The Johnson Street Bridge replacement project is the talk of the town these days. This past weekend at the Phillips Backyard Weekender people were sipping great local beer and fretting over the potential cost increase of the project. Others said that at a weekend cocktail party, guests had grave concerns about who will pay if the price goes up – and that they’re watching my leadership on the issue closely.

What went wrong

In late March 2014, the City received a change order from PCL (the contractor building the bridge) for $7.9 million and a request to extend the project schedule by five and a half months. In response, Jason Johnson, the newly hired City Manager, engaged engineer Jonathan Huggett to review the project. Huggett’s report was made public last week. The report revealed three key problems with management of the project to date. 

1. No one had been put in charge of the project. As Huggett notes, “During my review I asked everyone involved a simple question: ‘Who is in charge of the project?’ Nobody could provide me with an answer.”

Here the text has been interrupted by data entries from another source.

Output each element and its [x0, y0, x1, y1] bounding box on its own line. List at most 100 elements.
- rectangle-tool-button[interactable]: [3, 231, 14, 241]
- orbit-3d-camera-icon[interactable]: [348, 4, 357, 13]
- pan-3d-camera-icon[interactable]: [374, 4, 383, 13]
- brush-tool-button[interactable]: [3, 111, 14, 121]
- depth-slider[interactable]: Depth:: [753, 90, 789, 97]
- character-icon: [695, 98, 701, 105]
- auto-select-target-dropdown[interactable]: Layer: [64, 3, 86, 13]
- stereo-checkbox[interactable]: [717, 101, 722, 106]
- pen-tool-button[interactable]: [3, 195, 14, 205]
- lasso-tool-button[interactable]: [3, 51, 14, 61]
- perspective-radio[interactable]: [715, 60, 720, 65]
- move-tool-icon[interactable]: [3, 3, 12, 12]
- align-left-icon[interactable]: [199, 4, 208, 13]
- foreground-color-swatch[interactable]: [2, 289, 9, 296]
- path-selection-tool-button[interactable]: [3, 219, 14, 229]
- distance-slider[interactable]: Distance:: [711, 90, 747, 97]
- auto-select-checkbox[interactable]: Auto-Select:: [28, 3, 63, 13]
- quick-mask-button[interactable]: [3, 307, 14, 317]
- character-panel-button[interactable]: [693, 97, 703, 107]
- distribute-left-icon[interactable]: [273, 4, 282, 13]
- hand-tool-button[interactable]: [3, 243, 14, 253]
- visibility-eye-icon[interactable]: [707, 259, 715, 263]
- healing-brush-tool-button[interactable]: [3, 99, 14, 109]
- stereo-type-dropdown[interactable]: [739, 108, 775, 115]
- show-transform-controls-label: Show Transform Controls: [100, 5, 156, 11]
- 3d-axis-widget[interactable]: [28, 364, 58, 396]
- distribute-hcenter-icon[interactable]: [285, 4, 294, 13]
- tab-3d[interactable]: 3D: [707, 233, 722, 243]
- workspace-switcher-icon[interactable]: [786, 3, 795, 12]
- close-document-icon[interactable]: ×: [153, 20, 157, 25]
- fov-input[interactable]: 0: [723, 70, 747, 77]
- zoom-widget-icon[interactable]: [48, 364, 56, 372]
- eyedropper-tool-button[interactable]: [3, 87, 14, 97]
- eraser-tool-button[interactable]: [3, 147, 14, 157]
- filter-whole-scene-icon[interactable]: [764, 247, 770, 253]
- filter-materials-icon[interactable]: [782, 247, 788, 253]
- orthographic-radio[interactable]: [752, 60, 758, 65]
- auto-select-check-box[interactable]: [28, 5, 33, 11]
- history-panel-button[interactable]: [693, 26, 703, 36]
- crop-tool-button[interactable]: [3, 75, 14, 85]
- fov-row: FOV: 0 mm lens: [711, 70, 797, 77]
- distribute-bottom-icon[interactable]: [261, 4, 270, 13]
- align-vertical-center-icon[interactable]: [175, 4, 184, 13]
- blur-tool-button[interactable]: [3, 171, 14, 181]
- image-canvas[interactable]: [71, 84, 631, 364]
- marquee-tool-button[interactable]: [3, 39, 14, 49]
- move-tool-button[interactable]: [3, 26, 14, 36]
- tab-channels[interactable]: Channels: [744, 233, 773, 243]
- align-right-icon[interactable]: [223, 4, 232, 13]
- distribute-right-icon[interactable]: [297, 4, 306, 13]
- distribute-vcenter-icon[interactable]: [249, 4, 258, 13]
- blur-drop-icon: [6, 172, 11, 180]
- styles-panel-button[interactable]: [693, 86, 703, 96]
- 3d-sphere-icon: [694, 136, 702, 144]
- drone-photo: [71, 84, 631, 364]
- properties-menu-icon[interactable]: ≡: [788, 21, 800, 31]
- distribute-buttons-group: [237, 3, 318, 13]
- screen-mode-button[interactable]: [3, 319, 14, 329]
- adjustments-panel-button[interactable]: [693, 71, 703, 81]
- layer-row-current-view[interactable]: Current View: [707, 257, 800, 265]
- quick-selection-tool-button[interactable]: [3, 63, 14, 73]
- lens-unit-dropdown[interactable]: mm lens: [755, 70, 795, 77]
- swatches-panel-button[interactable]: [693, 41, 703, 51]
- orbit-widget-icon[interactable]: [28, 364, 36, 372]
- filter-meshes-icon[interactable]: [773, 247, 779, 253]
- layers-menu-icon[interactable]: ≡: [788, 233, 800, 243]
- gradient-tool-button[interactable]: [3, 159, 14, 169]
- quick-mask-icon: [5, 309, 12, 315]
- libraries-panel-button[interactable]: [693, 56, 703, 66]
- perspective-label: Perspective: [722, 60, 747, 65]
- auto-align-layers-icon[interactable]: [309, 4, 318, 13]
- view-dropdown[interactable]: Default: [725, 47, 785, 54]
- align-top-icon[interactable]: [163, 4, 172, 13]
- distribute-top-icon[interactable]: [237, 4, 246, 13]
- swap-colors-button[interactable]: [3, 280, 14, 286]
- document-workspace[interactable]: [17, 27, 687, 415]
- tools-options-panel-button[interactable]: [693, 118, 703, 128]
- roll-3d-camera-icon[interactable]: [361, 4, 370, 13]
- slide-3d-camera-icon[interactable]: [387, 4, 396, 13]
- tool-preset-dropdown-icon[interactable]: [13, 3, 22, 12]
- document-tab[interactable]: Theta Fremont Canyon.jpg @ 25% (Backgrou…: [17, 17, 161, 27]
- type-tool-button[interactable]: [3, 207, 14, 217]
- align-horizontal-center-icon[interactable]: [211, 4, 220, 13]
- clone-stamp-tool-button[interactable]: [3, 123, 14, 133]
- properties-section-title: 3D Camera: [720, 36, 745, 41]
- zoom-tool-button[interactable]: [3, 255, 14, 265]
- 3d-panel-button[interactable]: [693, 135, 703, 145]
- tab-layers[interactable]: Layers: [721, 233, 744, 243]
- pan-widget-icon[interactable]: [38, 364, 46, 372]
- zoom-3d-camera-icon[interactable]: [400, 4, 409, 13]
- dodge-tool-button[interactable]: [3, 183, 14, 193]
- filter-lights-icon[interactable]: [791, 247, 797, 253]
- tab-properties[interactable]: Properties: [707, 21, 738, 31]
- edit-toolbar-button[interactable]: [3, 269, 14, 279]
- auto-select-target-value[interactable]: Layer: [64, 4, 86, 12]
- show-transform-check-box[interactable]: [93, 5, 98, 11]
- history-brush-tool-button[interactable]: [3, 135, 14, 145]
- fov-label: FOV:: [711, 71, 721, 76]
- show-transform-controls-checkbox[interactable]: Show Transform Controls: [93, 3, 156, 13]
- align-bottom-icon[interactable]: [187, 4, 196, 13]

2. There is no official project schedule. A schedule had been submitted by PCL to the City on April 6 2013. But it is still unclear to Huggett whether all parties (MMM the City’s engineer, PCL and the City) agreed to this schedule.

3. The collaborative process that had been established in the contract to review issues as they arose had broken down.

Confronting Reality

These three facts leave Council and the public in a difficult situation. A recent Times Colonist editorial noted, “Fortin’s fixed-price fixation notwithstanding, Huggett has doubts that the project can be completed at the contract price.” At Council last week (watch here) Council and the public learned more about why it is unlikely that the project can be completed on budget.

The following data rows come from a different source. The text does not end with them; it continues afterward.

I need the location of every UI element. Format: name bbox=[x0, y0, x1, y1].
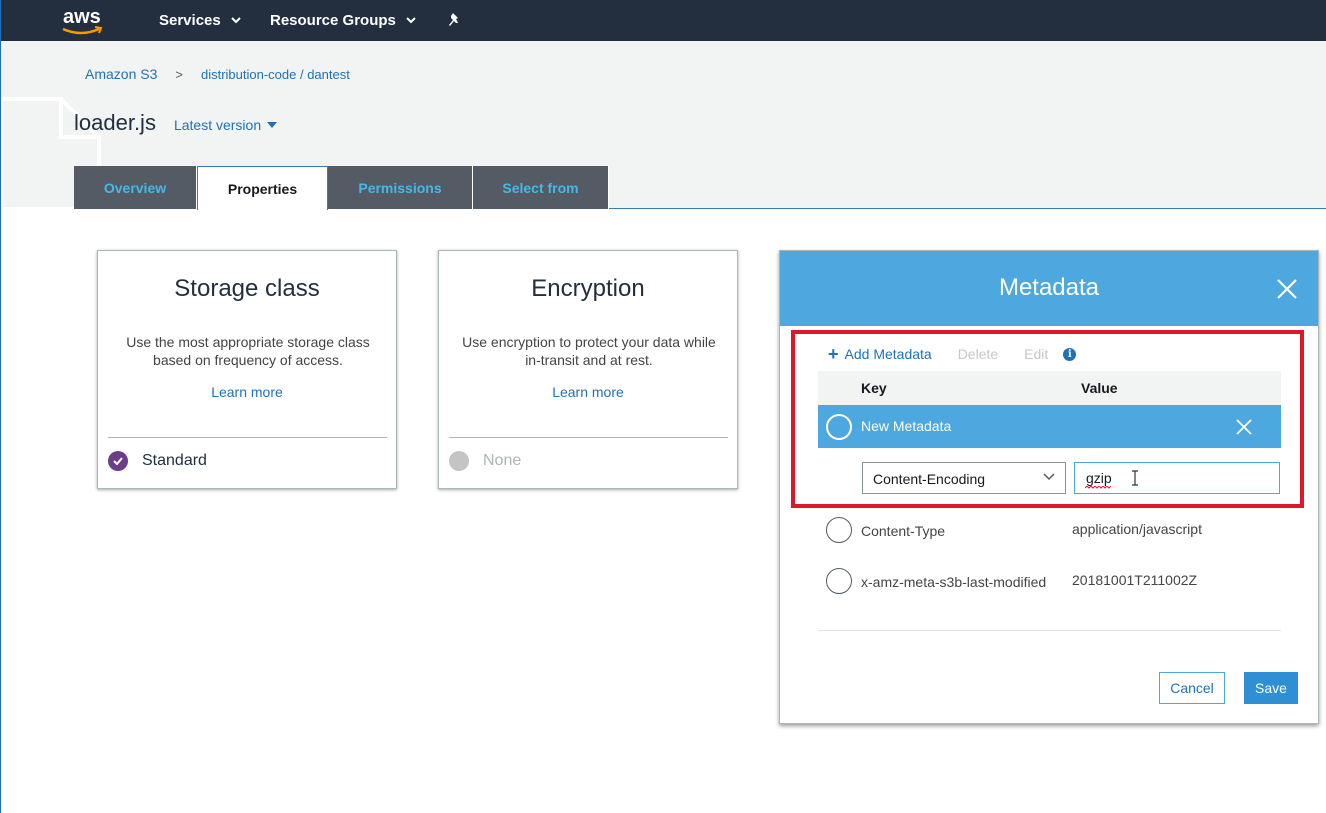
close-icon[interactable] bbox=[1276, 278, 1298, 300]
resource-groups-label: Resource Groups bbox=[270, 12, 396, 29]
breadcrumb: Amazon S3 > distribution-code / dantest bbox=[85, 66, 350, 82]
learn-more-link[interactable]: Learn more bbox=[98, 384, 396, 400]
metadata-value: application/javascript bbox=[1072, 521, 1202, 537]
highlight-box bbox=[791, 330, 1304, 508]
encryption-card[interactable]: Encryption Use encryption to protect you… bbox=[438, 250, 738, 489]
row-radio[interactable] bbox=[826, 517, 852, 543]
card-description: Use encryption to protect your data whil… bbox=[462, 334, 716, 368]
caret-down-icon bbox=[267, 122, 278, 128]
modal-header: Metadata bbox=[780, 251, 1318, 326]
encryption-value: None bbox=[449, 451, 521, 471]
metadata-key: Content-Type bbox=[861, 523, 946, 539]
tab-overview[interactable]: Overview bbox=[74, 166, 197, 209]
row-radio[interactable] bbox=[826, 568, 852, 594]
metadata-row[interactable]: Content-Type application/javascript bbox=[818, 511, 1281, 551]
cancel-button[interactable]: Cancel bbox=[1159, 672, 1225, 704]
card-description: Use the most appropriate storage class b… bbox=[126, 334, 370, 368]
encryption-label: None bbox=[483, 452, 522, 469]
modal-divider bbox=[818, 630, 1281, 631]
card-divider bbox=[108, 437, 387, 438]
metadata-key: x-amz-meta-s3b-last-modified bbox=[861, 574, 1047, 590]
page: aws Services Resource Groups Amazon S3 >… bbox=[0, 0, 1326, 813]
check-icon bbox=[108, 451, 128, 471]
disabled-dot-icon bbox=[449, 451, 469, 471]
services-menu[interactable]: Services bbox=[159, 12, 241, 29]
chevron-down-icon bbox=[406, 17, 416, 24]
version-label: Latest version bbox=[173, 117, 262, 133]
tab-properties[interactable]: Properties bbox=[197, 166, 328, 210]
modal-title: Metadata bbox=[998, 274, 1100, 301]
resource-groups-menu[interactable]: Resource Groups bbox=[270, 12, 416, 29]
aws-logo[interactable]: aws bbox=[61, 6, 107, 36]
tab-permissions[interactable]: Permissions bbox=[328, 166, 473, 209]
card-title: Encryption bbox=[531, 275, 645, 302]
chevron-down-icon bbox=[231, 17, 241, 24]
top-nav: aws Services Resource Groups bbox=[1, 0, 1326, 41]
pin-icon[interactable] bbox=[447, 12, 463, 28]
tab-select-from[interactable]: Select from bbox=[473, 166, 609, 209]
storage-class-card[interactable]: Storage class Use the most appropriate s… bbox=[97, 250, 397, 489]
aws-smile-icon bbox=[62, 26, 103, 35]
services-label: Services bbox=[159, 12, 221, 29]
save-button[interactable]: Save bbox=[1244, 672, 1298, 704]
object-tabs: Overview Properties Permissions Select f… bbox=[74, 166, 609, 210]
breadcrumb-path[interactable]: distribution-code / dantest bbox=[201, 67, 350, 82]
card-title: Storage class bbox=[174, 275, 320, 302]
metadata-modal: Metadata + Add Metadata Delete Edit i Ke… bbox=[779, 250, 1319, 724]
title-row: loader.js Latest version bbox=[74, 110, 278, 136]
page-title: loader.js bbox=[74, 110, 156, 135]
storage-class-label: Standard bbox=[142, 452, 207, 469]
learn-more-link[interactable]: Learn more bbox=[439, 384, 737, 400]
breadcrumb-separator: > bbox=[175, 66, 183, 82]
card-divider bbox=[449, 437, 728, 438]
version-dropdown[interactable]: Latest version bbox=[173, 117, 278, 133]
metadata-value: 20181001T211002Z bbox=[1072, 572, 1198, 588]
breadcrumb-amazon-s3[interactable]: Amazon S3 bbox=[85, 66, 157, 82]
metadata-row[interactable]: x-amz-meta-s3b-last-modified 20181001T21… bbox=[818, 562, 1281, 602]
storage-class-value: Standard bbox=[108, 451, 207, 471]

Director of Engineering and Public Works told Council that, “We do still have a large part [of the contingency] which is unallocated; I think it is going quite well.”

Immediately after he spoke, Huggett stepped in. “It’s worth talking about the contingency,” he said. “It’s a concern to me. The problem that occurred [when the contract was awarded] is that some of the very key components were no more than a concept in somebody’s eye. There were elements of the project that were reduced to a 10% design. The problem comes that you have a bunch of components at 10% design with a contingency [budget] of less than 5% [of the total project budget.]”

Huggett’s conclusion? “Frankly, from what I know, the contingency is very small and is likely already used up. I promised you I wouldn’t come in here and try and sugar coat it.”

Moving Forward

I voted against awarding the contract to PCL in late 2012. My reason was simple. The design wasn’t far enough along to award the contract with only a 4% contingency budget. Now, it’s time to move beyond looking backwards and to do the best we can to get the project under control. Here’s how:

  1. Get a revised project budget as soon as possible. After learning last Thursday that the contingency is likely used up, I said that if that’s the case, Council needs to know what the potential cost increases are, as unpopular as that may be, so we can start planning. Huggett committed to getting Council a revised project budget by early September.
  2. Finalize and confirm a project schedule that all parties agree to. Huggett promised this within the coming weeks.
  3. Create a risk registry specific to the project (not a generic risk registry that has been used to date) and ensure that risk mitigation strategies are in place.
  4. Have someone in charge of the project and fix relationships among PCL, MMM and the City.  With Huggett at the helm and the collaborative spirit of our City Manager guiding the process, this is well in hand.

Council’s job is to go forward with eyes wide open. We need to hold Huggett to the commitments he made last Thursday. We need to be realistic about the cost of the project. And, most importantly, we need to keep the public – those paying for this new bridge – informed.